When Governor Schwarzenegger unveiled his revised 2010-2011 budget proposal last week, there were few surprises. With $3 billion less in projected tax revenue in April due to the recession, the state is now facing a $19.1 billion deficit.
To close this massive gap, the governor primarily is seeking draconian cuts to California’s programs that serve the poor, elderly and disabled, and additional cuts to state employee salaries and benefits. He is also looking to Washington to make good on its promises to the state as well as borrowing other state funds. Nowhere in the proposed budget is there an attempt to seriously raise revenue.
Specifically, the budget seeks $12.4 billion in spending cuts, $3.4 billion in federal money and $3.3 billion in various measures such as selling state office buildings.
Taking a huge hit are the 1.4 million poor Californians – 2/3 of which are children – enrolled in CalWORKS, the state’s “welfare to work” program. The governor is proposing a complete elimination of CalWORKS, leaving California as the only state in the nation without any kind of welfare to work programs. CalWORKS is primarily funded by the federal government ($3.7 billion) and is approximately 2.4 percent of the entire California budget.
Other cuts proposed are to the in-home care for the 430,000 elderly and disabled Californians, Medi-Cal and to the Healthy Families programs which provides health insurance to 700,000 low-income children in California. The governor is also seeking to eliminate child care subsidies for poor families, affecting another 142,000 children.
Other cuts proposed are a five percent salary reduction for all state employees, a 60 percent reduction in mental health services, and prison cost reductions.
On the other hand, spending on education funding will hold at its current level for K-12, community colleges and for the four-year university systems which includes restoring previously proposed cuts to US and CSU systems.

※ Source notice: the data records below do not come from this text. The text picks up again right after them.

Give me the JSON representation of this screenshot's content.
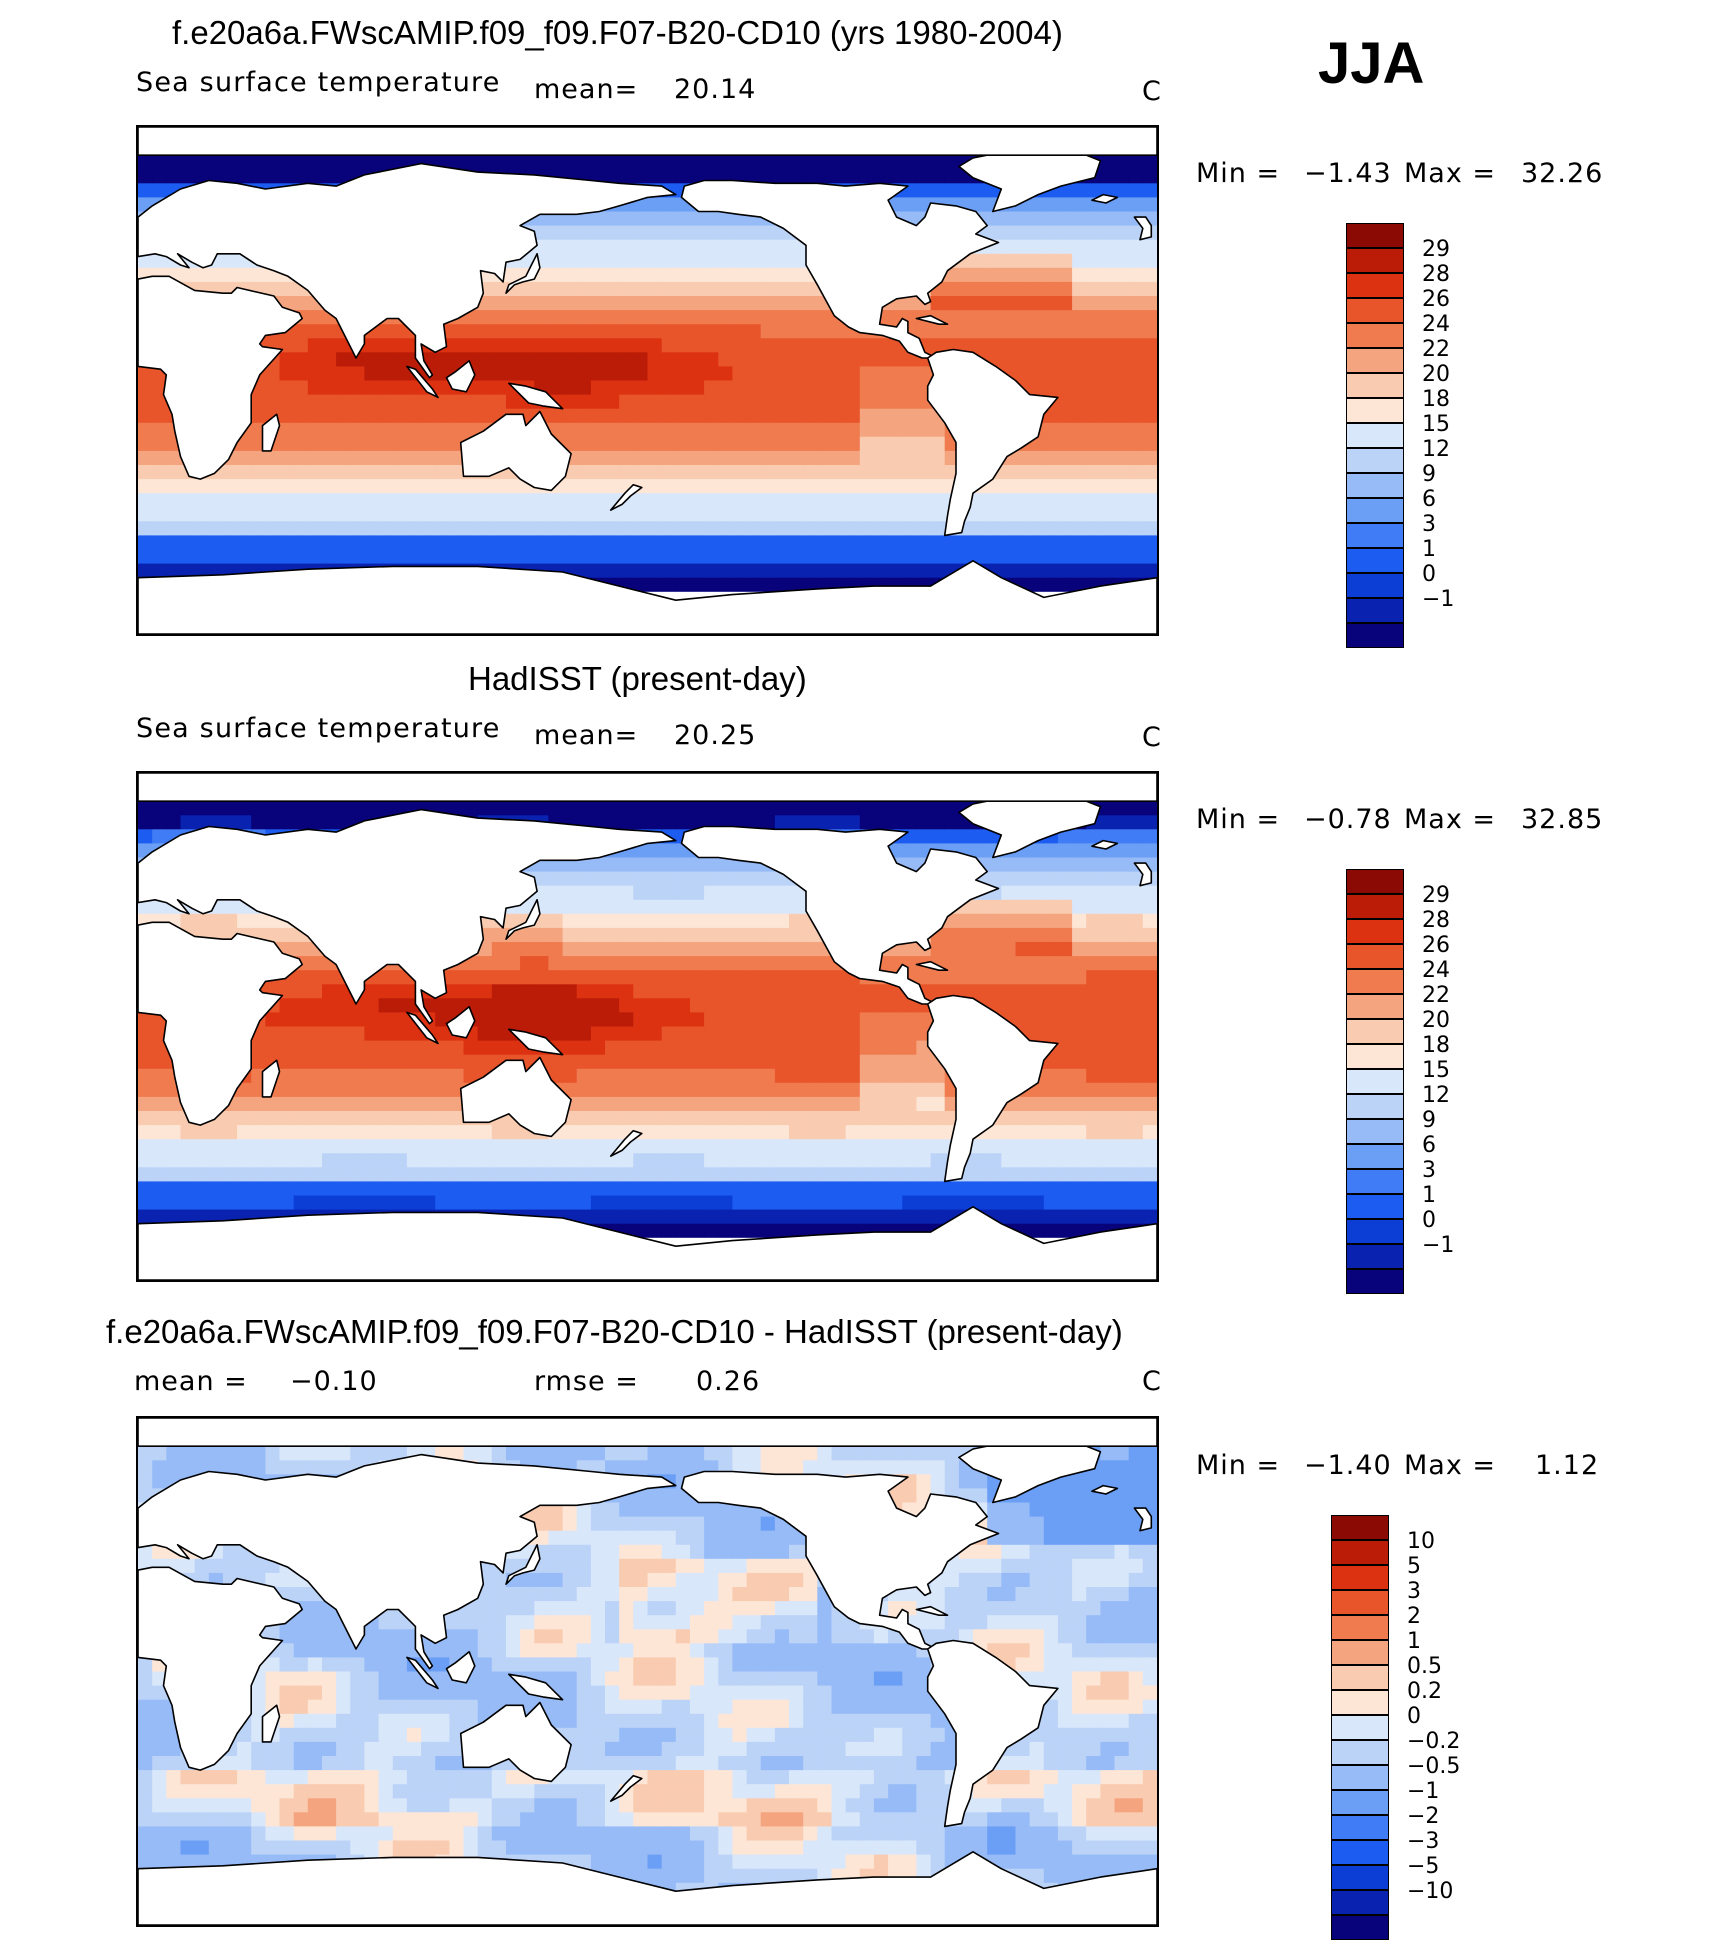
{
  "season": "JJA",
  "colors": {
    "sst_levels": [
      "#08037a",
      "#0a22b0",
      "#0c3ed6",
      "#1c5cf0",
      "#3f7cf5",
      "#6b9ff5",
      "#96bbf7",
      "#bcd3f8",
      "#d9e7fa",
      "#fde6d6",
      "#f9cbb0",
      "#f4a57f",
      "#ef7b4f",
      "#e8552b",
      "#dc3212",
      "#bb1c08",
      "#8c0a04"
    ],
    "diff_levels": [
      "#08037a",
      "#0a22b0",
      "#0c3ed6",
      "#1c5cf0",
      "#3f7cf5",
      "#6b9ff5",
      "#96bbf7",
      "#bcd3f8",
      "#d9e7fa",
      "#fde6d6",
      "#f9cbb0",
      "#f4a57f",
      "#ef7b4f",
      "#e8552b",
      "#dc3212",
      "#bb1c08",
      "#8c0a04"
    ]
  },
  "panels": [
    {
      "title": "f.e20a6a.FWscAMIP.f09_f09.F07-B20-CD10 (yrs 1980-2004)",
      "variable": "Sea surface temperature",
      "mean_label": "mean=",
      "mean_value": "20.14",
      "units": "C",
      "min_label": "Min =",
      "min_value": "−1.43",
      "max_label": "Max =",
      "max_value": "32.26",
      "colorbar_labels": [
        "29",
        "28",
        "26",
        "24",
        "22",
        "20",
        "18",
        "15",
        "12",
        "9",
        "6",
        "3",
        "1",
        "0",
        "−1"
      ],
      "field": "sst"
    },
    {
      "title": "HadISST (present-day)",
      "variable": "Sea surface temperature",
      "mean_label": "mean=",
      "mean_value": "20.25",
      "units": "C",
      "min_label": "Min =",
      "min_value": "−0.78",
      "max_label": "Max =",
      "max_value": "32.85",
      "colorbar_labels": [
        "29",
        "28",
        "26",
        "24",
        "22",
        "20",
        "18",
        "15",
        "12",
        "9",
        "6",
        "3",
        "1",
        "0",
        "−1"
      ],
      "field": "sst"
    },
    {
      "title": "f.e20a6a.FWscAMIP.f09_f09.F07-B20-CD10 - HadISST (present-day)",
      "mean_label": "mean =",
      "mean_value": "−0.10",
      "rmse_label": "rmse =",
      "rmse_value": "0.26",
      "units": "C",
      "min_label": "Min =",
      "min_value": "−1.40",
      "max_label": "Max =",
      "max_value": "1.12",
      "colorbar_labels": [
        "10",
        "5",
        "3",
        "2",
        "1",
        "0.5",
        "0.2",
        "0",
        "−0.2",
        "−0.5",
        "−1",
        "−2",
        "−3",
        "−5",
        "−10"
      ],
      "field": "diff"
    }
  ]
}
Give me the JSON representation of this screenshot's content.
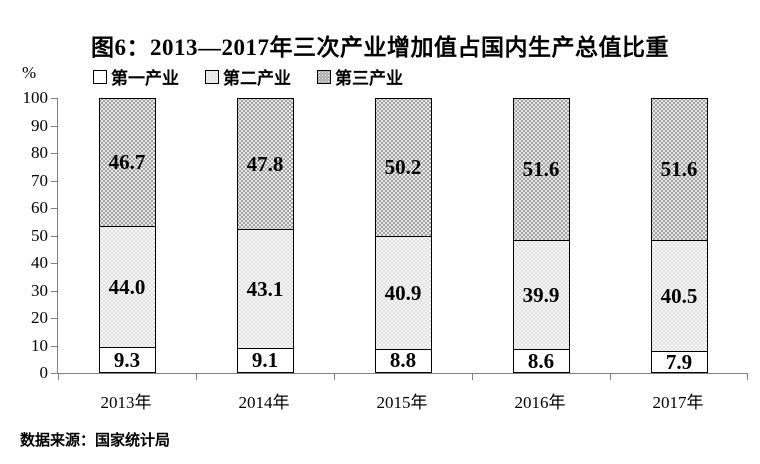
{
  "title": "图6：2013—2017年三次产业增加值占国内生产总值比重",
  "y_axis_unit": "%",
  "source": "数据来源：国家统计局",
  "colors": {
    "primary": "#ffffff",
    "secondary": "#e0e0e0",
    "tertiary": "#a3a3a3",
    "axis": "#808080",
    "border": "#000000",
    "text": "#000000"
  },
  "chart_data": {
    "type": "bar",
    "stacked": true,
    "title": "图6：2013—2017年三次产业增加值占国内生产总值比重",
    "categories": [
      "2013年",
      "2014年",
      "2015年",
      "2016年",
      "2017年"
    ],
    "series": [
      {
        "name": "第一产业",
        "values": [
          9.3,
          9.1,
          8.8,
          8.6,
          7.9
        ]
      },
      {
        "name": "第二产业",
        "values": [
          44.0,
          43.1,
          40.9,
          39.9,
          40.5
        ]
      },
      {
        "name": "第三产业",
        "values": [
          46.7,
          47.8,
          50.2,
          51.6,
          51.6
        ]
      }
    ],
    "xlabel": "",
    "ylabel": "%",
    "ylim": [
      0,
      100
    ],
    "yticks": [
      0,
      10,
      20,
      30,
      40,
      50,
      60,
      70,
      80,
      90,
      100
    ],
    "grid": false,
    "legend_position": "top",
    "value_labels": true,
    "value_decimals": 1
  }
}
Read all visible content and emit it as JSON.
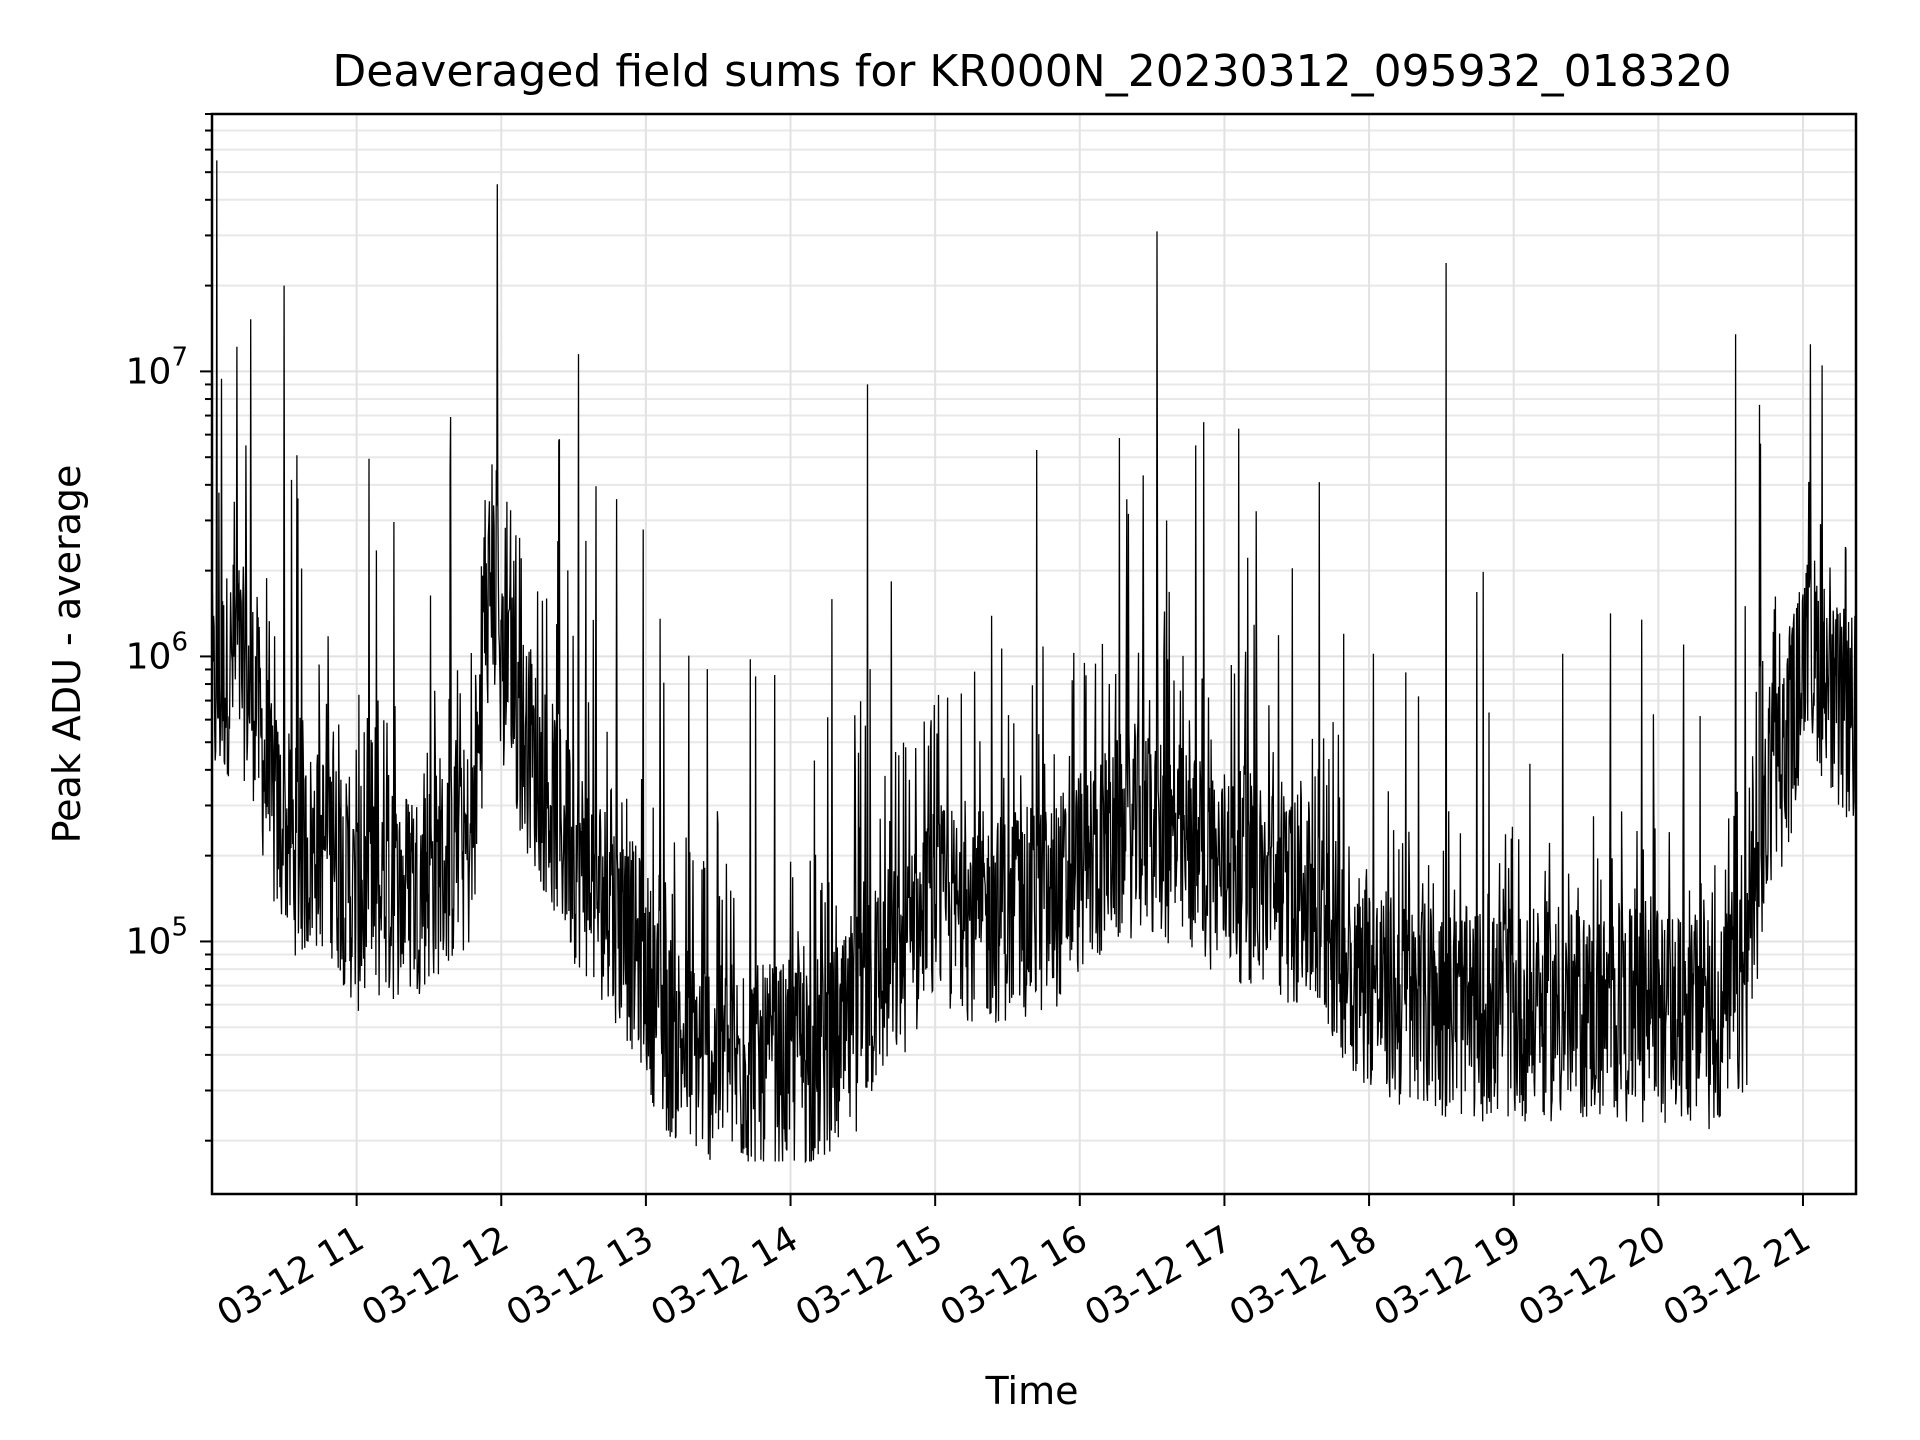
{
  "chart_data": {
    "type": "line",
    "title": "Deaveraged field sums for KR000N_20230312_095932_018320",
    "xlabel": "Time",
    "ylabel": "Peak ADU - average",
    "xscale": "time",
    "yscale": "log",
    "xlim": [
      "2023-03-12 10:00",
      "2023-03-12 21:22"
    ],
    "ylim": [
      13000,
      80000000
    ],
    "grid": true,
    "x_ticks": [
      {
        "x": "2023-03-12 11:00",
        "label": "03-12 11"
      },
      {
        "x": "2023-03-12 12:00",
        "label": "03-12 12"
      },
      {
        "x": "2023-03-12 13:00",
        "label": "03-12 13"
      },
      {
        "x": "2023-03-12 14:00",
        "label": "03-12 14"
      },
      {
        "x": "2023-03-12 15:00",
        "label": "03-12 15"
      },
      {
        "x": "2023-03-12 16:00",
        "label": "03-12 16"
      },
      {
        "x": "2023-03-12 17:00",
        "label": "03-12 17"
      },
      {
        "x": "2023-03-12 18:00",
        "label": "03-12 18"
      },
      {
        "x": "2023-03-12 19:00",
        "label": "03-12 19"
      },
      {
        "x": "2023-03-12 20:00",
        "label": "03-12 20"
      },
      {
        "x": "2023-03-12 21:00",
        "label": "03-12 21"
      }
    ],
    "y_ticks": [
      {
        "value": 100000,
        "base": "10",
        "exp": "5"
      },
      {
        "value": 1000000,
        "base": "10",
        "exp": "6"
      },
      {
        "value": 10000000,
        "base": "10",
        "exp": "7"
      }
    ],
    "series_color": "#000000",
    "baseline": [
      [
        "2023-03-12 10:00",
        700000
      ],
      [
        "2023-03-12 10:10",
        1000000
      ],
      [
        "2023-03-12 10:18",
        700000
      ],
      [
        "2023-03-12 10:24",
        300000
      ],
      [
        "2023-03-12 10:36",
        200000
      ],
      [
        "2023-03-12 10:48",
        220000
      ],
      [
        "2023-03-12 11:00",
        130000
      ],
      [
        "2023-03-12 11:24",
        150000
      ],
      [
        "2023-03-12 11:48",
        220000
      ],
      [
        "2023-03-12 11:56",
        2200000
      ],
      [
        "2023-03-12 12:00",
        900000
      ],
      [
        "2023-03-12 12:12",
        450000
      ],
      [
        "2023-03-12 12:30",
        200000
      ],
      [
        "2023-03-12 12:48",
        120000
      ],
      [
        "2023-03-12 13:00",
        80000
      ],
      [
        "2023-03-12 13:06",
        50000
      ],
      [
        "2023-03-12 13:24",
        40000
      ],
      [
        "2023-03-12 13:48",
        35000
      ],
      [
        "2023-03-12 14:12",
        38000
      ],
      [
        "2023-03-12 14:24",
        45000
      ],
      [
        "2023-03-12 14:36",
        70000
      ],
      [
        "2023-03-12 15:00",
        130000
      ],
      [
        "2023-03-12 15:24",
        120000
      ],
      [
        "2023-03-12 15:48",
        130000
      ],
      [
        "2023-03-12 16:00",
        180000
      ],
      [
        "2023-03-12 16:24",
        250000
      ],
      [
        "2023-03-12 16:48",
        200000
      ],
      [
        "2023-03-12 17:12",
        160000
      ],
      [
        "2023-03-12 17:36",
        130000
      ],
      [
        "2023-03-12 17:54",
        80000
      ],
      [
        "2023-03-12 18:12",
        60000
      ],
      [
        "2023-03-12 18:48",
        55000
      ],
      [
        "2023-03-12 19:24",
        55000
      ],
      [
        "2023-03-12 20:00",
        55000
      ],
      [
        "2023-03-12 20:24",
        50000
      ],
      [
        "2023-03-12 20:36",
        65000
      ],
      [
        "2023-03-12 20:42",
        200000
      ],
      [
        "2023-03-12 20:48",
        350000
      ],
      [
        "2023-03-12 20:54",
        500000
      ],
      [
        "2023-03-12 21:00",
        900000
      ],
      [
        "2023-03-12 21:06",
        1000000
      ],
      [
        "2023-03-12 21:12",
        650000
      ],
      [
        "2023-03-12 21:22",
        600000
      ]
    ],
    "spikes": [
      [
        "2023-03-12 10:02",
        55000000
      ],
      [
        "2023-03-12 10:14",
        5500000
      ],
      [
        "2023-03-12 10:30",
        20000000
      ],
      [
        "2023-03-12 11:58",
        4500000
      ],
      [
        "2023-03-12 12:32",
        11500000
      ],
      [
        "2023-03-12 14:32",
        9000000
      ],
      [
        "2023-03-12 15:42",
        5300000
      ],
      [
        "2023-03-12 16:32",
        31000000
      ],
      [
        "2023-03-12 16:48",
        5500000
      ],
      [
        "2023-03-12 17:06",
        6300000
      ],
      [
        "2023-03-12 18:32",
        24000000
      ],
      [
        "2023-03-12 20:32",
        13500000
      ],
      [
        "2023-03-12 21:08",
        10500000
      ]
    ]
  }
}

The $140 million in funding cuts to the state parks will also be restored.
The only place the governor is looking to raise revenue is by trying to catch more people speeding with upgraded cameras at city and county intersections.
Outraged of course are Democrats who have declared the budget DOA. Citing the severe toll the recession has already taken on California families, particularly those who are poor and low-income, Democrats are dismayed that the governor plans to continue the corporate tax subsidies that are costing the state an estimated $2 billion per year.
Governor Schwarzenegger stated that his proposed budget “….. should be a reflection of what we in California value most, and what my administration stands for, in good times and in bad.”
Indeed. Let’s see if the Democratic-led legislature can do a better job of reflecting California’s values when they negotiate for a final budget.